Claro, adultos não jogam Magic – ou pelo menos não gostam muito de admitir isso. Jogam futebol, sinuca e tomam cerveja, mas não jogam Magic. Como bem postulou Esper, “jogar magic não é maneiro”. Eu mesmo, na época em que jogava, mantinha minhas atividades em segredo dos amigos de escola, que preferiam andar na rua e jogar futebol. Duelos, trocas e papos de Magic só com quem também jogava e via aquilo como uma coisa legal demais, mas entendia que a maioria das pessoas não absorvia facilmente.
O hiato de Esper com o Magic durou bons anos, pontuados por uma ou outra aquisição esporádica. “Não contava para ninguém, não era uma coisa bem vista, estava velho.” Estamos velhos. A vida, também conhecida como “convenções sociais absurdas”, travestida de consciência/responsabilidade, nos cobra se aparecermos em casa com um deck turbinado para torneio, ou com aquele combo imbatível que inventamos. Não há espaço e não é maneiro. Mas a verdade é que o mundo mudou nas duas últimas décadas: o que era tido como estranho, nerd e esquisito virou cultura popular — a tal cultura pop — e jogar esse tipo de jogo, e também jogos de tabuleiro, se transformou em uma forma de entender que podemos gostar daquilo que nos agrada sem preocupações. E isso, por consequência, transformou o ato de gostar de Magic em algo cool.
A história do Esper ajuda a comprovar isso. Fotógrafo profissional e sócio de uma agência, Esper cobria eventos, festas e shows no Rio. “Foi quando descobri uma galera que jogava escondido. Cara de banda, advogado – e a gente ficava de cara, porque aquele cara era muito maneiro para jogar Magic!”. Que “a vida” me perdoe, mas se um cara de banda joga Magic e tudo bem, não sei o que eu estou fazendo da minha vida. Jogar Pokémon, quem sabe? Já joguei e foi maneiraço.
Jogo Magic e sou maneiro, sim
A imersão no mundo do Magic a que me submeti nas últimas semanas foi altamente revigorante, mesmo descobrindo o quanto o jogo mudou desde que o abandonei – principalmente porque as mudanças parecem mesmo ter sido feitas de forma consciente, planejada e visando a oferecer ao duelista diferentes formas de abordagem e de encarar o jogo como um todo.
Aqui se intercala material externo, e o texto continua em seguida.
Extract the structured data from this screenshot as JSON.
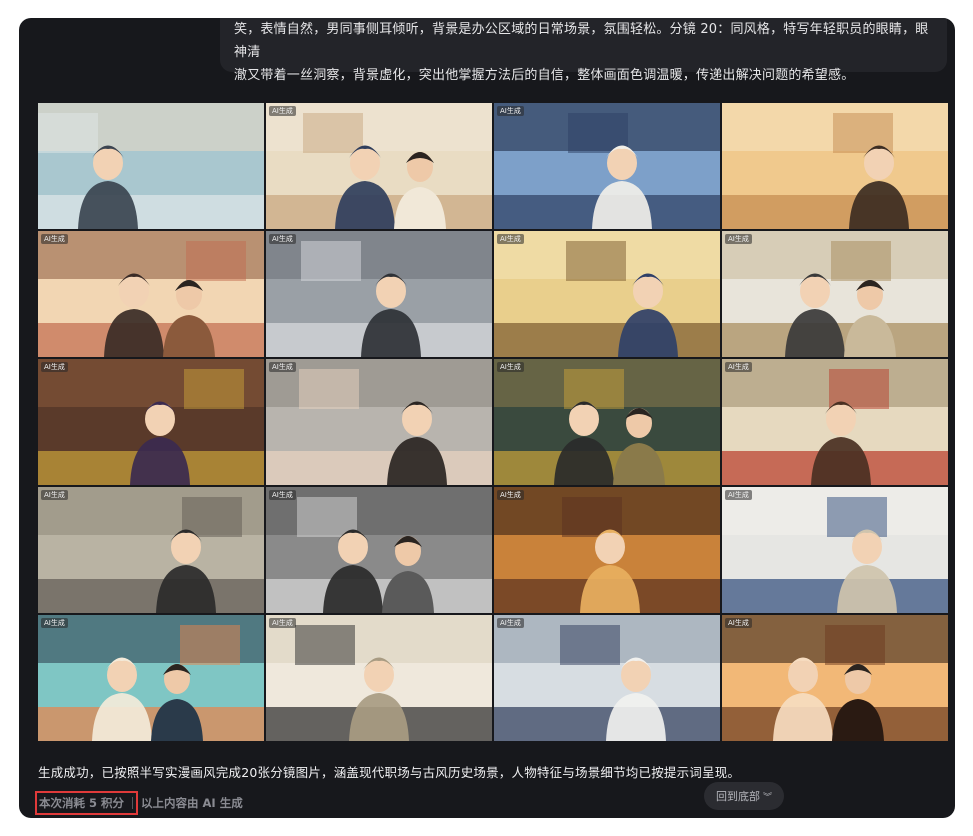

Em 2015, Magic The Gathering completa 22 anos de existência, gozando de boa popularidade (a quantidade de lojas e torneios disponíveis não deixa mentir), mas ainda permanece oculto de boa parte do público, sendo para a maioria das pessoas que o conhece uma vaga lembrança da adolescência – ou apenas “aquele joguinho de cartas estranho que fulano brincava na escola”. Essa lembrança distante ajuda a manter o jogo no “submundo” e em níveis de popularidade bem inferiores aos que o videogame, por exemplo, alcançou nos últimos anos.
Por outro lado, Magic parece estar em um patamar bem consolidado, com sinais claros de que não vai definhar e cair no limbo dos jogos ultra alternativos – pelo menos não em um futuro próximo. Bora, então, montar um deck e jogar uns torneios?